For instance, CPS opted to close an old coal plant 15 years ahead of schedule shortly before EPA regulations mandating new scrubbers were announced. These scrubbers, which remove mercury and other pollutants from power plant emissions, had been required for new facilities, but a large number of coal plants built in the 1970s had been grandfathered in. So the cost of bringing these aging facilities up to code has pushed some utilities to think seriously about retiring them in favor of cleaner sources of power.
As regulations have made coal more costly, natural gas has become much more affordable, due to the surge in fracking. Right now, fracking is almost totally unregulated. Texas is actually one of the first states to require energy companies to even disclose what they are putting into their fracking compounds. But this situation is likely untenable. Most of the concerns about fracking related to contamination of water supplies as millions of gallons of water and chemicals are forced underground to break apart rock and release natural gas.

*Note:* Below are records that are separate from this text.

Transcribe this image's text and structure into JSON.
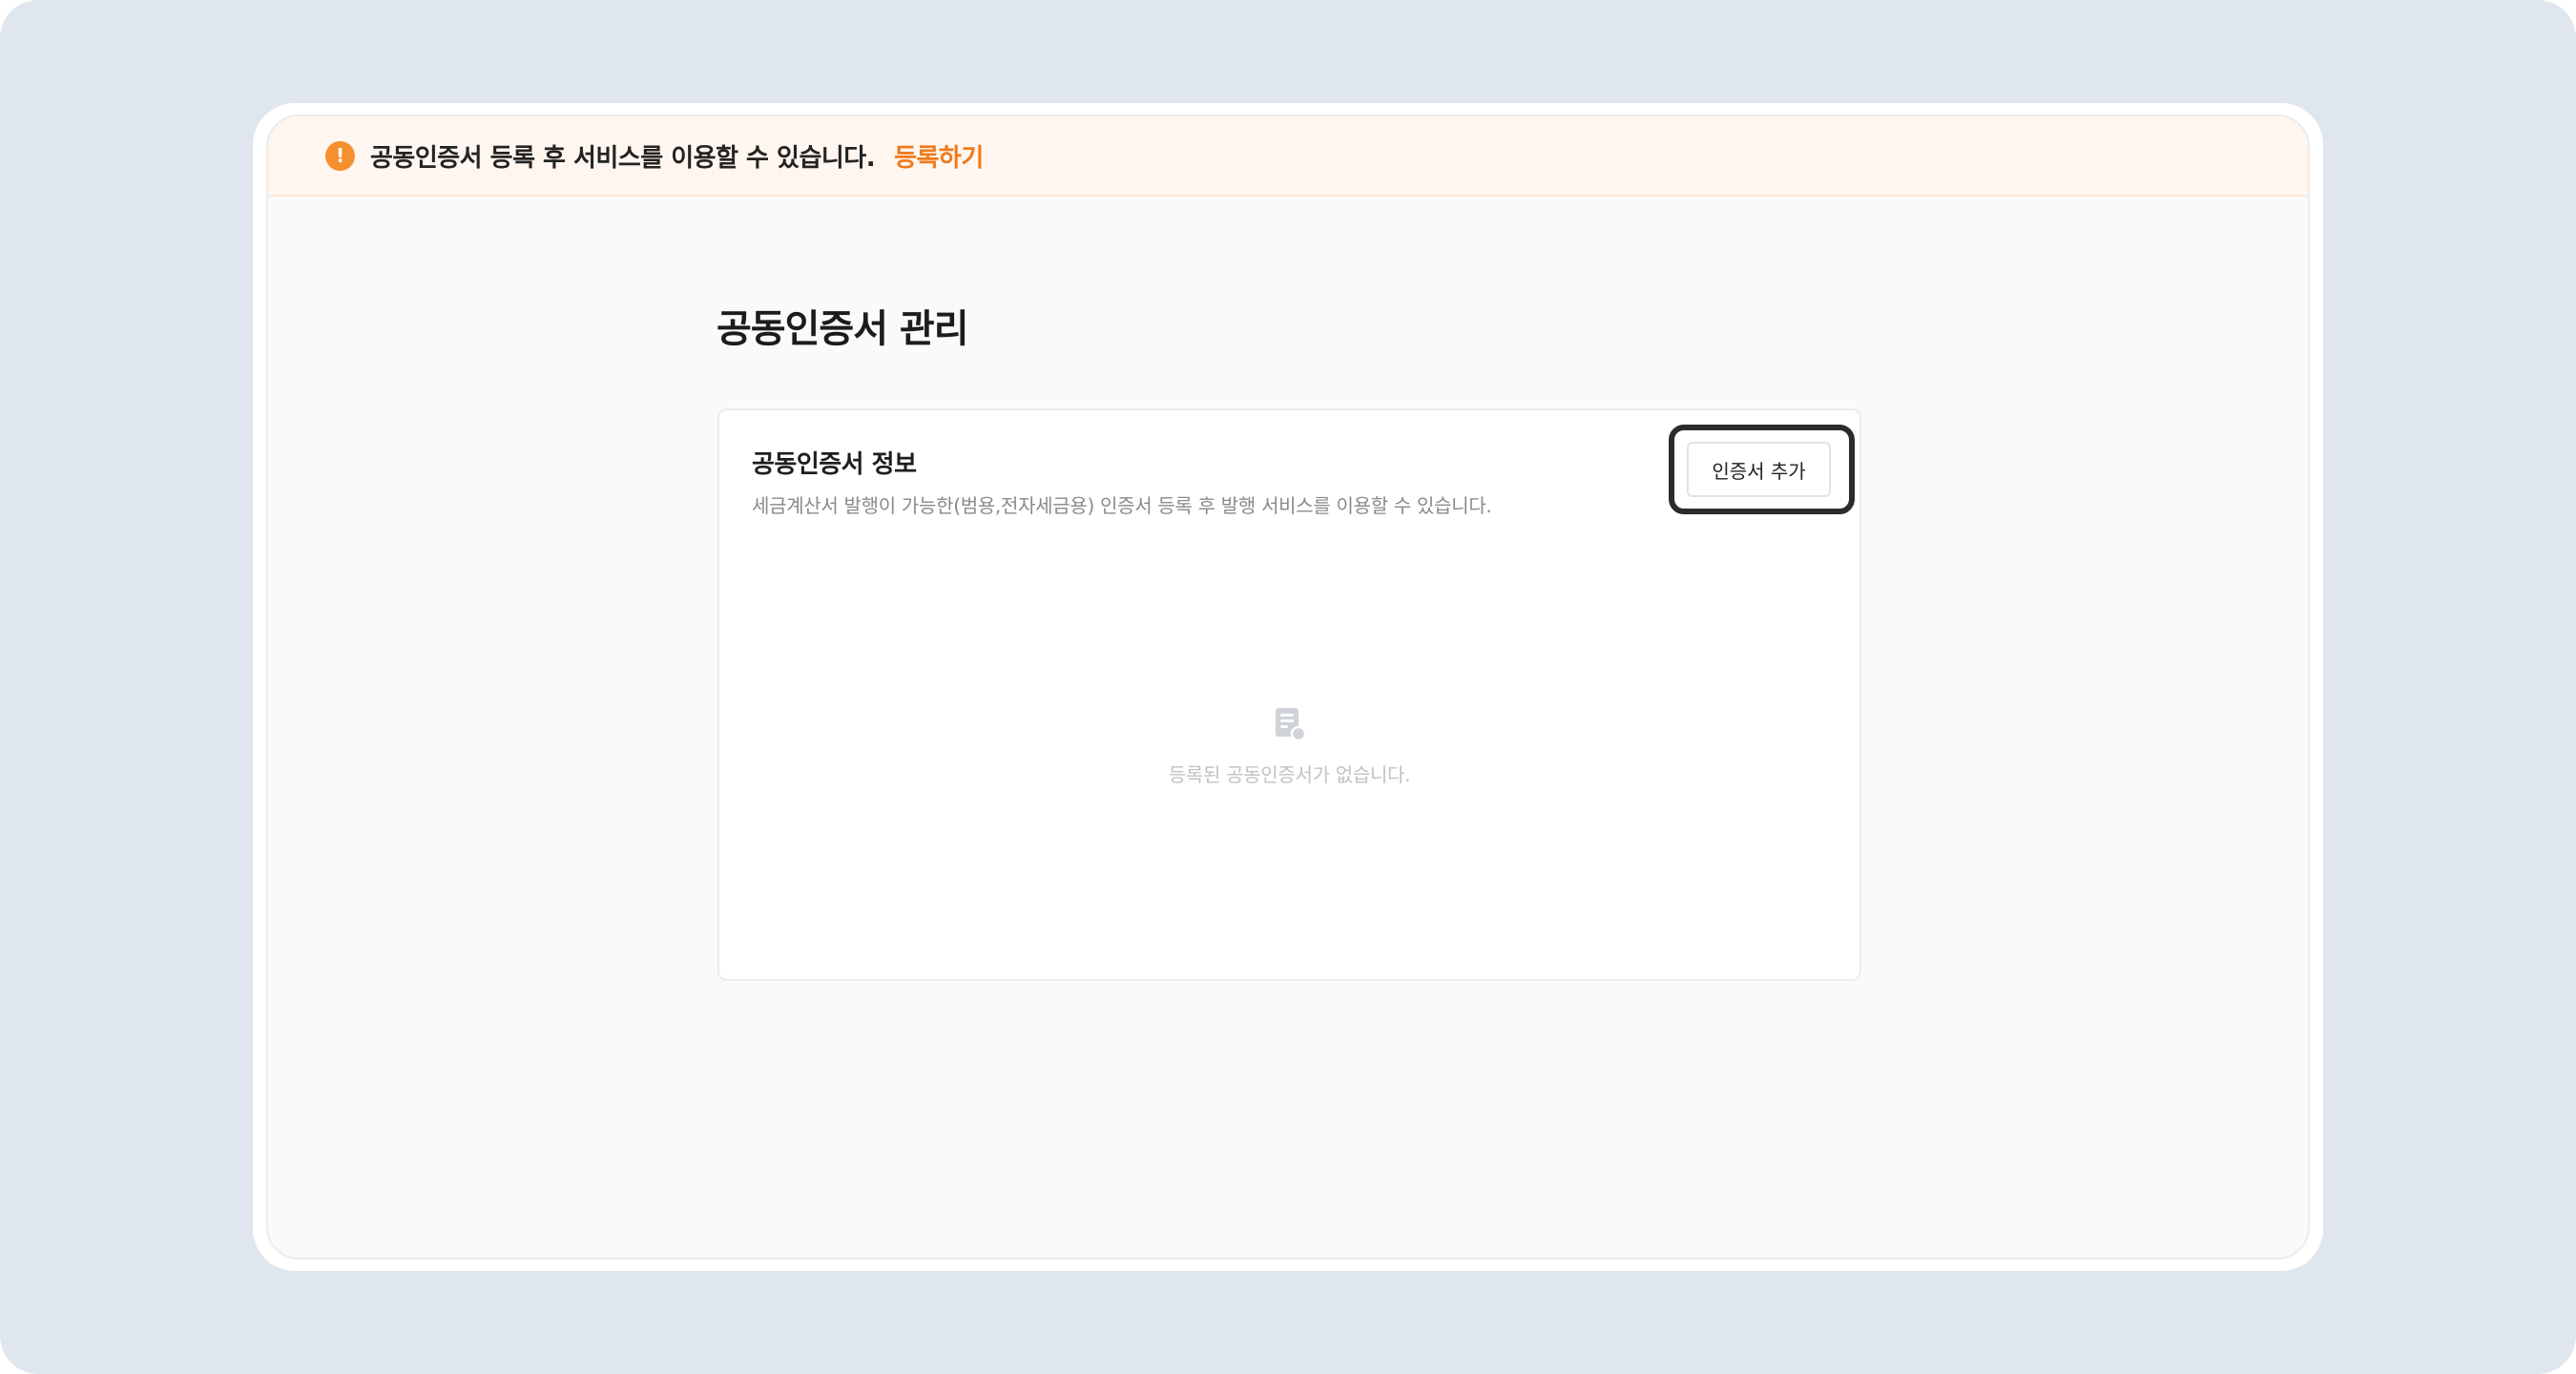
{
  "banner": {
    "message": "공동인증서 등록 후 서비스를 이용할 수 있습니다.",
    "link_label": "등록하기",
    "icon": "warning-icon",
    "accent_color": "#f5902f"
  },
  "page": {
    "title": "공동인증서 관리"
  },
  "card": {
    "title": "공동인증서 정보",
    "description": "세금계산서 발행이 가능한(범용,전자세금용) 인증서 등록 후 발행 서비스를 이용할 수 있습니다.",
    "add_button_label": "인증서  추가",
    "empty_icon": "document-icon",
    "empty_message": "등록된 공동인증서가 없습니다."
  }
}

The EPA recently released a report linking fracking to contamination of water supplies, and recommended that the State of New York tighten its proposed fracking rules.
There are also concerns about the sheer quantity of water being used in these operations. As the Texas Tribune reports, the new Texas law, which will go into effect February 1, requires not just disclosure of the chemicals used but also the amount of water consumed by fracking operations. Although the amount of water used in fracking is a tiny fraction of what a big city consumes, in some regions it can be quite significant. From the Texas Tribune article:
Dan Hardin, the water board’s resource planning director, said fracking is not expected to exceed 2 percent of Texas water use.
But drilling can send the water numbers much higher in rural areas, Hardin said. For example, he projects that in 2020, more than 40 percent of water demand in La Salle County, in the Eagle Ford, will go toward “mining,” a technical term that in this case means almost entirely fracking. Until recently, no water went toward mining there.
As these natural gas operations come under closer scrutiny, and eventually actual regulation, the cost of natural gas will naturally rise. Cities like San Antonio, with ambitious solar and wind projects underway, will see the benefit of a diverse energy portfolio with a high level of renewable sources.